À moi ? non, certes. Je t’ai dit mes sentiments, je t’ai dit tout ce qu’il y a dans mon cœur, et tu ne m’as pas répondu.

Elvire.

Est-ce que mon silence ne répondait pas pour moi ?

Sanche.

Alors les torts sont partagés.

Elvire.

Sanche, toi qui as de l’esprit, tu devrais savoir que nous autres femmes, nous parlons en nous taisant et accordons en refusant. Il ne faut jamais nous juger sur l’apparence ; il ne faut jamais sur l’apparence nous croire cruelles ou éprises. Avec nous, il faut toujours croire le contraire de ce que nous faisons paraître.

Sanche.

D’après cela, tu me permets de te demander à Nuño ? Tu te tais, c’est me dire oui… il suffit ; maintenant je ne m’y tromperai plus

Elvire.

À la bonne heure ! mais au moins ne va pas dire à mon père que je le désire.

Sanche.

Le voici qui vient !

Elvire.

J’attends derrière cet orme le résultat de votre conversation.

Sanche.

Ô ciel ! fais qu’il écoute ma prière.
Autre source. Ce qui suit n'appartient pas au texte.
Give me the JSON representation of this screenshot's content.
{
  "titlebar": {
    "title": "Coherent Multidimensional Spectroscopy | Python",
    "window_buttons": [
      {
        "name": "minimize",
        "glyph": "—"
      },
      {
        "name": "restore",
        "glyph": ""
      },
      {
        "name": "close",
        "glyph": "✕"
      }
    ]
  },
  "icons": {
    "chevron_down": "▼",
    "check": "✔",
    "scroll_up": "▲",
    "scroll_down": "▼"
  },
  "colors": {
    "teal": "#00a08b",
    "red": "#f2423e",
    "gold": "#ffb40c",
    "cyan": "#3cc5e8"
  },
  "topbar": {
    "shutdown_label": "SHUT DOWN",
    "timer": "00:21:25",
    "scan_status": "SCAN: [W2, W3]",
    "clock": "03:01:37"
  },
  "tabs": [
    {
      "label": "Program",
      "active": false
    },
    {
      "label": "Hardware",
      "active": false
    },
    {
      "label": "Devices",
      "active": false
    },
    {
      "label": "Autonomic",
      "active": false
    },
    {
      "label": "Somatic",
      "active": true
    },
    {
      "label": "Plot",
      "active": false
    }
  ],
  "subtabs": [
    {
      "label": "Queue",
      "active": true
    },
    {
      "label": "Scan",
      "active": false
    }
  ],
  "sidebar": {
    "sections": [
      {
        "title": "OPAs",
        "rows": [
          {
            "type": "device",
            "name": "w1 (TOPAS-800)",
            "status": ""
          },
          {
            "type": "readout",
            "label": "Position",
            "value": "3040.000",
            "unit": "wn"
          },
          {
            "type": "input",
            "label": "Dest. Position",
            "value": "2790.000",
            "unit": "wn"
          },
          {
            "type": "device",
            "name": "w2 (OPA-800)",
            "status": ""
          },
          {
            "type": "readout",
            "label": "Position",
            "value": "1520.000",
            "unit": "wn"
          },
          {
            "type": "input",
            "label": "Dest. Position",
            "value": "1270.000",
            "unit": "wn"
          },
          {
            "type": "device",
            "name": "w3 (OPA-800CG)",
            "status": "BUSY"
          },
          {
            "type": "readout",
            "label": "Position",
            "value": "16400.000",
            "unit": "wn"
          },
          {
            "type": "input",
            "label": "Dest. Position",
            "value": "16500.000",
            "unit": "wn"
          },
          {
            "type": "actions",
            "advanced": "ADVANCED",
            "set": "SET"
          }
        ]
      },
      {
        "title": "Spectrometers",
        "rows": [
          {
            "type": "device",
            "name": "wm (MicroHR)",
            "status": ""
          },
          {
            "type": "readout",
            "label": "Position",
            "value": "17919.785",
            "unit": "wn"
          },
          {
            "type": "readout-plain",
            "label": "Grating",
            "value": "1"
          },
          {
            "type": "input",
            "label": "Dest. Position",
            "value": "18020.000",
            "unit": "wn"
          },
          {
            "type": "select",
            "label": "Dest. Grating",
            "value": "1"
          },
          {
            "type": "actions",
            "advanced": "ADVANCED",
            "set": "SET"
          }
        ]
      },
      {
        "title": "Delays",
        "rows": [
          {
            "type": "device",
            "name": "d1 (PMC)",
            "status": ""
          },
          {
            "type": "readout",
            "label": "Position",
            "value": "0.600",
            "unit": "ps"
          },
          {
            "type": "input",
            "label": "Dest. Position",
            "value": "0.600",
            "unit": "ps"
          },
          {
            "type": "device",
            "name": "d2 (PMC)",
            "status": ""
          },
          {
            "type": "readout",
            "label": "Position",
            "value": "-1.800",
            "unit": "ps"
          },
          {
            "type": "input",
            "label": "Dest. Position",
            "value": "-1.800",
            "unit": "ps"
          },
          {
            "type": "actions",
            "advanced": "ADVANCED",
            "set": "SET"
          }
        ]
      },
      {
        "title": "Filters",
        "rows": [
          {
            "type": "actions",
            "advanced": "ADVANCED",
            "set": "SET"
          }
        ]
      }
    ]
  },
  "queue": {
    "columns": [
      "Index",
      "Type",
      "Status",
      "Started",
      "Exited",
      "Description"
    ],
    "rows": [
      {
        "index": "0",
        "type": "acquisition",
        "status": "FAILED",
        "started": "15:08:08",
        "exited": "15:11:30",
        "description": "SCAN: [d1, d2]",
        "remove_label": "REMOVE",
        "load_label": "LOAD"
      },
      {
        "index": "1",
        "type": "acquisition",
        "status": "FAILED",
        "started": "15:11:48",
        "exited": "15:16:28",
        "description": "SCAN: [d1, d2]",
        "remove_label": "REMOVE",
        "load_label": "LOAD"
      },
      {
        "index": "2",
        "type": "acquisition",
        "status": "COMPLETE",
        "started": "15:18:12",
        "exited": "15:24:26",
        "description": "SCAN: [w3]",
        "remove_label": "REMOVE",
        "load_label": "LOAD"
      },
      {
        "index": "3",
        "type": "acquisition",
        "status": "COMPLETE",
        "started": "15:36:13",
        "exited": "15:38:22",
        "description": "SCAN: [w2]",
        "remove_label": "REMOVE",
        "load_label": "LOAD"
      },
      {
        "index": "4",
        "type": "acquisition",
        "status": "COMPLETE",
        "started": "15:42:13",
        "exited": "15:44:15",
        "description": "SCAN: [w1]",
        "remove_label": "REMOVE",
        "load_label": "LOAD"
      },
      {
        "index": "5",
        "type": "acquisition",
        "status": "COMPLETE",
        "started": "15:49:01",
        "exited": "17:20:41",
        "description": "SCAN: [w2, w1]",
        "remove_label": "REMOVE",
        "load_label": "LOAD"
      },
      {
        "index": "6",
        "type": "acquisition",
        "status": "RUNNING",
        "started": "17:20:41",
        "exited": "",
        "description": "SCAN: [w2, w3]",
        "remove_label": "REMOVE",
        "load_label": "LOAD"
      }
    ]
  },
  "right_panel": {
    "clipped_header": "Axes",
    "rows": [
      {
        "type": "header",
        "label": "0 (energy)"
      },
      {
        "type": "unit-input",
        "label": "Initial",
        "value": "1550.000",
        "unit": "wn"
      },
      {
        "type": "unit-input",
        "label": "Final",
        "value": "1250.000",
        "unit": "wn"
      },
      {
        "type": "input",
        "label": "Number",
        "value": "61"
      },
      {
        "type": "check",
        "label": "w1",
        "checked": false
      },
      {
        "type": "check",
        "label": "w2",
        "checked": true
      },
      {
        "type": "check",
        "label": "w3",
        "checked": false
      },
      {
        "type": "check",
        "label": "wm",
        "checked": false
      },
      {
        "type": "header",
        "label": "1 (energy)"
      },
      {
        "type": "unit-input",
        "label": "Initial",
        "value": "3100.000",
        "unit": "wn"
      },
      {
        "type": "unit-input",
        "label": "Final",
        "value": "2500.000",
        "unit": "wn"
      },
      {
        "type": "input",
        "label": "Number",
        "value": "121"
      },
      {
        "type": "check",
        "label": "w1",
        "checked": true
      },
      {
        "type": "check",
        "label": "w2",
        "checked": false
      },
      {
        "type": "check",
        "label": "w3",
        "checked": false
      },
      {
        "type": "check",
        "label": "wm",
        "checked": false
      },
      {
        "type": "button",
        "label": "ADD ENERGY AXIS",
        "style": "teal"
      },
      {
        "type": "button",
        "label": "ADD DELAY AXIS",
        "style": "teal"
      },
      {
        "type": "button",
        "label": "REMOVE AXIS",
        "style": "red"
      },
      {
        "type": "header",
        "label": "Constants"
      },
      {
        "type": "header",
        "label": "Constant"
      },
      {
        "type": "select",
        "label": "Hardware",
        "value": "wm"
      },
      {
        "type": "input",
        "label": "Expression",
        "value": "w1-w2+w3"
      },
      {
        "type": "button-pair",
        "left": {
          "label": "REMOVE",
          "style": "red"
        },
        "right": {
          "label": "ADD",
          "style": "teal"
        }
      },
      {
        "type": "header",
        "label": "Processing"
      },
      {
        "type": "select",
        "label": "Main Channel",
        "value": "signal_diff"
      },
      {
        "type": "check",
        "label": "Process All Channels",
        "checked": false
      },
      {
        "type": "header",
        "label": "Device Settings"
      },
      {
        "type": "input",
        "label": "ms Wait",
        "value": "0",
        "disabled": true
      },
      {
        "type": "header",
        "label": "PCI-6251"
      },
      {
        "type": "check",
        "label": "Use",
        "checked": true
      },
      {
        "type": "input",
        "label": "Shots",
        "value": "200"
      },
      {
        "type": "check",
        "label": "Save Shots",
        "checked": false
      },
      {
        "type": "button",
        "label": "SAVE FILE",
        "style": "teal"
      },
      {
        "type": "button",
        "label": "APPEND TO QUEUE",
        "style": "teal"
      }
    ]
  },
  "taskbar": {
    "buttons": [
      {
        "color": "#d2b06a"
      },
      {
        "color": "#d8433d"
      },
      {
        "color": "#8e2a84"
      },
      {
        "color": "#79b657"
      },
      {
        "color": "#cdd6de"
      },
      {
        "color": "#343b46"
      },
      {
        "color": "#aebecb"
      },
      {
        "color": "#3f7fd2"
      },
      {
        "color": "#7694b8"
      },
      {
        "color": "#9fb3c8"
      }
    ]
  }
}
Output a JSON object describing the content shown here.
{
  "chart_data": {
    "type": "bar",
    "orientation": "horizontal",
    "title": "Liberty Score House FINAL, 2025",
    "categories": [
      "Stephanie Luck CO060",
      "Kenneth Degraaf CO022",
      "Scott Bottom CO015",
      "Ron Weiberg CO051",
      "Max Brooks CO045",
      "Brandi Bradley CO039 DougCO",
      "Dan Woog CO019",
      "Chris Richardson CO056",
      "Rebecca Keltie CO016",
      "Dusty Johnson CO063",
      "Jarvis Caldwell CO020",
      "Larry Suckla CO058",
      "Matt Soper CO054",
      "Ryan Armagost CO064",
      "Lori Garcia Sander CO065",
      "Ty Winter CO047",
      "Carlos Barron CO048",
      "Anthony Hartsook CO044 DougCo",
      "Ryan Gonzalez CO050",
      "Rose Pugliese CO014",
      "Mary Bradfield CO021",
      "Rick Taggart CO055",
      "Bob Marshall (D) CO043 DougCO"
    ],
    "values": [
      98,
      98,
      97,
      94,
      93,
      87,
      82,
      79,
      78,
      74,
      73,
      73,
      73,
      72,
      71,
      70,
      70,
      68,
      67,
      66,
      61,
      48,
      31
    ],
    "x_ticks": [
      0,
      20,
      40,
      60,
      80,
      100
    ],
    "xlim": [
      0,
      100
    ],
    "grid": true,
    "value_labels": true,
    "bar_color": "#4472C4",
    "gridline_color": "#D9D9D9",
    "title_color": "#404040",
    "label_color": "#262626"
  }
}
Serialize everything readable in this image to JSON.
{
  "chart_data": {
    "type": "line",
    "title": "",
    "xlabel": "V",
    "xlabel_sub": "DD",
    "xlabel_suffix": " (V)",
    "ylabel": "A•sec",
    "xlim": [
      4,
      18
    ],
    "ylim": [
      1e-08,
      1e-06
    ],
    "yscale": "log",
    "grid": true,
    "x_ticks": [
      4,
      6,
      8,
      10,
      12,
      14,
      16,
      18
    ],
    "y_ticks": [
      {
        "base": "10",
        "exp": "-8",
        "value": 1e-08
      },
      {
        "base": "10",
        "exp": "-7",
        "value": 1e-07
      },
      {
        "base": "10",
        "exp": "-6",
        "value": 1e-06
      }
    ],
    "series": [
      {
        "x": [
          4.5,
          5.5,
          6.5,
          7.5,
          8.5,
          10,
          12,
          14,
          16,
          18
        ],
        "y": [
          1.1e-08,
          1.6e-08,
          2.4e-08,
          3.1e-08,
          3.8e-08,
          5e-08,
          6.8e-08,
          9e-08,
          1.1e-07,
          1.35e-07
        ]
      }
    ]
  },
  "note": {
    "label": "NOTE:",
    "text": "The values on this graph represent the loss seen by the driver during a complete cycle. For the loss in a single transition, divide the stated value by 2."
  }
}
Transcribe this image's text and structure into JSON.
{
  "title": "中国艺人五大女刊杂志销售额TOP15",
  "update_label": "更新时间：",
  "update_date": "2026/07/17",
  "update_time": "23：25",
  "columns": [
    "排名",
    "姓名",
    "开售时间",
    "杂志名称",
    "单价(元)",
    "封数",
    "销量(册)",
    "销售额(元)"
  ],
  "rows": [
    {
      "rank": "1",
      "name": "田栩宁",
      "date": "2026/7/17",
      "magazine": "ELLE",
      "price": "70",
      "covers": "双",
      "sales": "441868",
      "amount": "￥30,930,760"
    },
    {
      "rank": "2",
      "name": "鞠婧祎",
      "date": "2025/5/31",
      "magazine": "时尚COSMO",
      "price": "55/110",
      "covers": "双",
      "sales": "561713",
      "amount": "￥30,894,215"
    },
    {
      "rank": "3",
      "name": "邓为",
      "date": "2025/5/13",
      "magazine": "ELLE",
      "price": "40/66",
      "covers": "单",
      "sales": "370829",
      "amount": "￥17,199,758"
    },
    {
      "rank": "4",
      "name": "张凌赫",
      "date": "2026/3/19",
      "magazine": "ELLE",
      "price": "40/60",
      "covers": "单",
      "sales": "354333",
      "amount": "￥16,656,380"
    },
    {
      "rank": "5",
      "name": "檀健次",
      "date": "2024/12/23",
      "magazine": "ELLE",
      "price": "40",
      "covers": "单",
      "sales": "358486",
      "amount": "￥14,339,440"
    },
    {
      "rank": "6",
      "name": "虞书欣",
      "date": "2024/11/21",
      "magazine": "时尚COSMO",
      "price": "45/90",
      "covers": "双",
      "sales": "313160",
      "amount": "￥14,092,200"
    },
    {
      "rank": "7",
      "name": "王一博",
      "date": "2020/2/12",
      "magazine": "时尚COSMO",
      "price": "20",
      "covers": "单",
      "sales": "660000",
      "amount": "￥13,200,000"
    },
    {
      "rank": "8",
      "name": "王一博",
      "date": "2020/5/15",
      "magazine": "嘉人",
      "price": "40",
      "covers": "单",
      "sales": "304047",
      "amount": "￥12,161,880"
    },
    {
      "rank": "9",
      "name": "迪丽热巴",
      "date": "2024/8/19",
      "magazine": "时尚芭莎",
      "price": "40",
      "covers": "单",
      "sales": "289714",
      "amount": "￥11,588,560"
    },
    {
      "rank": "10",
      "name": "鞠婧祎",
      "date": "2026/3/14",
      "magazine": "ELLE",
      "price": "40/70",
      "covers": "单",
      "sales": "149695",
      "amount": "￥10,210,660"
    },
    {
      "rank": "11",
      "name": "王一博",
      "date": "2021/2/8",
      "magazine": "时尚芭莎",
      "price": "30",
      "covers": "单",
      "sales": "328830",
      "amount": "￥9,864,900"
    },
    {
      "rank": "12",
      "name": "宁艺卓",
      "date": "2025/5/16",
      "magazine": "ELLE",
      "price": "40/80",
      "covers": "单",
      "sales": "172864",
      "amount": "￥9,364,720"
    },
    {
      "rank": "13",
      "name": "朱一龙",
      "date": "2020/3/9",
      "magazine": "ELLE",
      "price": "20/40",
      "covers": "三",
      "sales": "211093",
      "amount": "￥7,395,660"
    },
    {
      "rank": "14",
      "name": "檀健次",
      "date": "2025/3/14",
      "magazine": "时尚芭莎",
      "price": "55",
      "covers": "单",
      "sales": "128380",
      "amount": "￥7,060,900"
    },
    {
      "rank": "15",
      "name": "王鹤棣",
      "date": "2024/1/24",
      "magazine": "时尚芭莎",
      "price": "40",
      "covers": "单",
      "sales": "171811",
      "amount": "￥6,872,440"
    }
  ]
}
Sinon, j’en mourrai.

Elvire se cache.


Entrent NUÑO et PÉLAGE.
Nuño.

Tu fais si mal ton service, Pélage, qu’il me faudra chercher quelqu’un qui soit plus leste que toi à parcourir ces vallées. As-tu quelque sujet de mécontentement dans ma maison ?

Pélage.

Dieu sait ce qu’il en est !

Nuño.

Eh bien, dès aujourd’hui tu peux partir. Le service n’est pas un mariage.

Pélage.

Et voilà justement ce qui me fâche.

Nuño.

Tu m’aurais bientôt perdu tous mes porcs.

Pélage.

Hélas ! quand on a perdu l’esprit, ça ne peut pas aller autrement. — Écoutez-moi, je voudrais m’établir.

Nuño.

Poursuis, mais prends garde à ne pas me conter quelque sottise.